As part of this measure, in October, the Federal Government announced a plan to provide 6million free meters for electricity customers under the National Mass Metering Program (NMMP) to be funded by the Central Bank.

The NMMP is to roll out 6 million meters for all connection points on the grid without meters over the next 18 to 24 months. It is estimated that this will impact 30 million consumers.

But analysts have raised concerns about how it will work alongside the MAPs, showing an absence of clear thinking and likely accounts for its poor success. The FG has only been able to distribute only 16,300 meters under the NMMP.

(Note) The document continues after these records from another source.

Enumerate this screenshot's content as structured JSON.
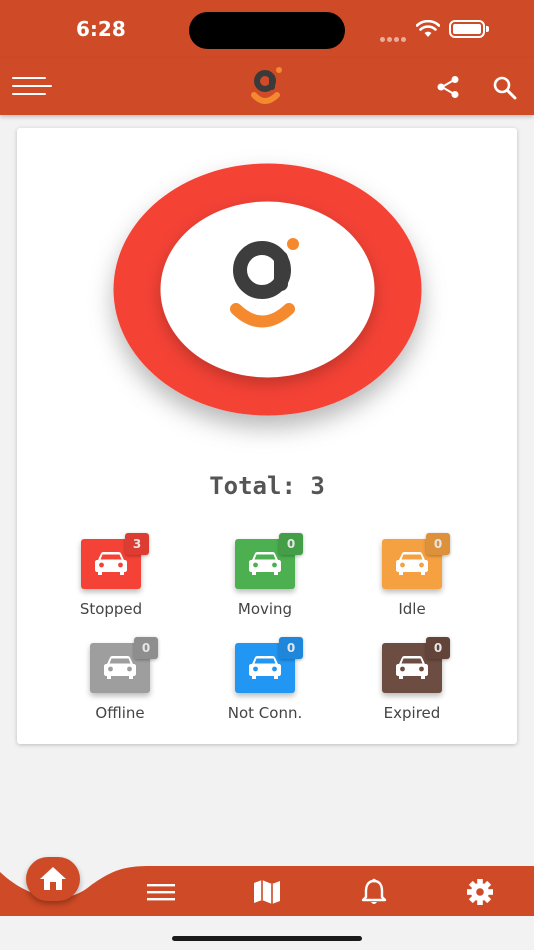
{
  "status_bar": {
    "time": "6:28"
  },
  "app_bar": {
    "logo_icon": "g-smile-logo",
    "menu_icon": "hamburger-menu-icon",
    "share_icon": "share-icon",
    "search_icon": "search-icon"
  },
  "dashboard": {
    "total_text": "Total: 3",
    "ring_color": "#f44336",
    "items": [
      {
        "label": "Stopped",
        "count": "3",
        "color": "#f44336"
      },
      {
        "label": "Moving",
        "count": "0",
        "color": "#4caf50"
      },
      {
        "label": "Idle",
        "count": "0",
        "color": "#f5a142"
      },
      {
        "label": "Offline",
        "count": "0",
        "color": "#9e9e9e"
      },
      {
        "label": "Not Conn.",
        "count": "0",
        "color": "#2196f3"
      },
      {
        "label": "Expired",
        "count": "0",
        "color": "#6d4c41"
      }
    ]
  },
  "bottom_nav": {
    "items": [
      "home-icon",
      "list-icon",
      "map-icon",
      "bell-icon",
      "gear-icon"
    ],
    "accent": "#cf4a26"
  }
}
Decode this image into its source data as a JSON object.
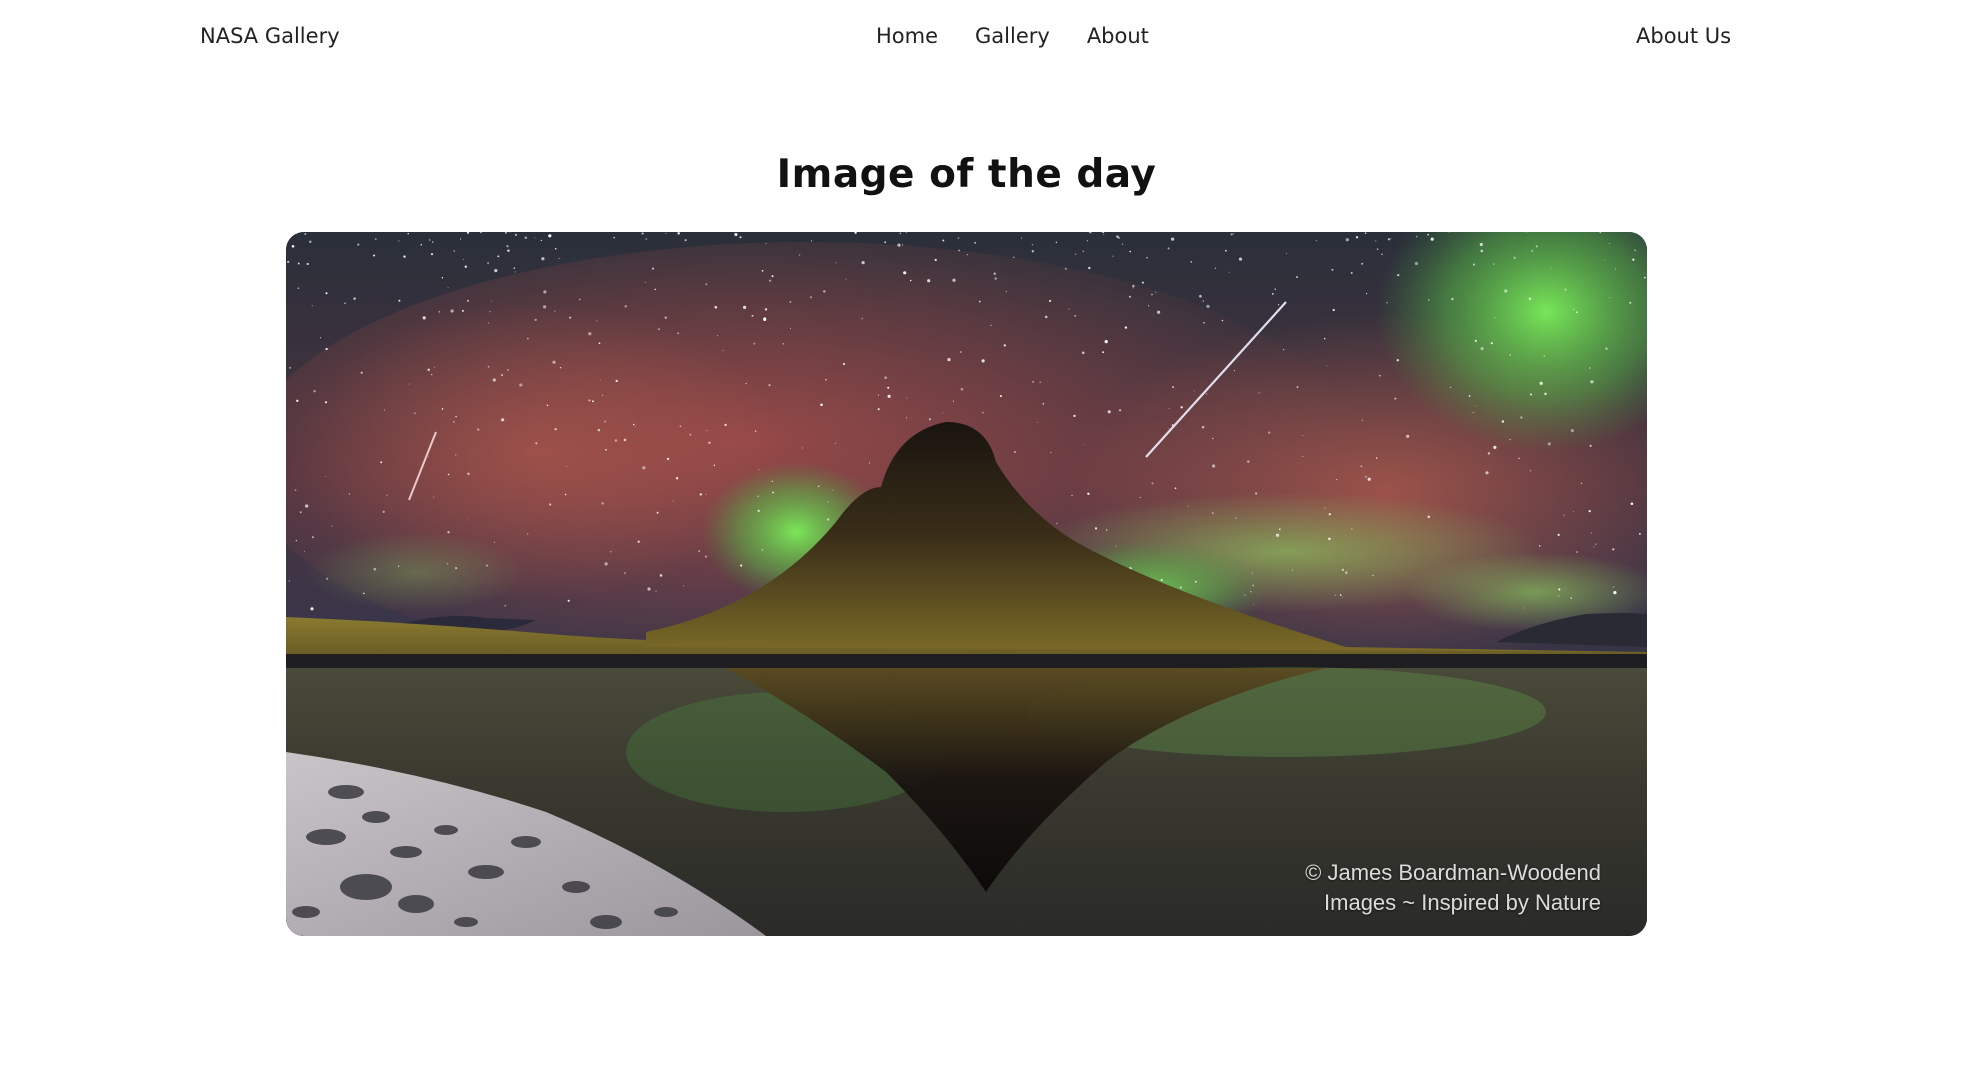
{
  "header": {
    "brand": "NASA Gallery",
    "nav": [
      "Home",
      "Gallery",
      "About"
    ],
    "right_link": "About Us"
  },
  "main": {
    "title": "Image of the day",
    "image": {
      "subject": "aurora-over-mountain-photo",
      "credit_line1": "© James Boardman-Woodend",
      "credit_line2": "Images ~ Inspired by Nature"
    }
  }
}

Though MAPs have been included in the NMMP, there are still questions about who will pay for the meters estimated to gulp over N269billion.

“ I don’t know how the government that is currently borrowing to finance basic obligations will pay for it,” said Ayodele Oni, an energy lawyer, and partner at Bloomfield law firm.

Still no meters

According to NERC data, only 4,231,940 or 40.39 percent of the total customer population of 10,477,856 are metered as at the end of the first quarter of 2020. With 59.61 percent of the end-use customers on estimated billing, apathy to settling electricity bills continues to grow.

Until recently, DisCos have taken a dim view to metering their customers. Prior to the privatization of the power sector, Nigeria had a huge metering gap estimated at over 3million in 2012. At the time of taking over in November 2013, the Discos had a pact with the Bureau of Public Enterprises (BPE) and NERC to bridge this gap.

This was not achieved in 2012 hence NERC approved the implementation of Credit Advance Payment for Meter Installation (CAPMI) in March 2013, where customers pay in advance for meters as credits to be recouped from future payments for electricity.

But the scheme did not work quite as expected and was canceled in September 2016 and since then customers have been marooned ever since.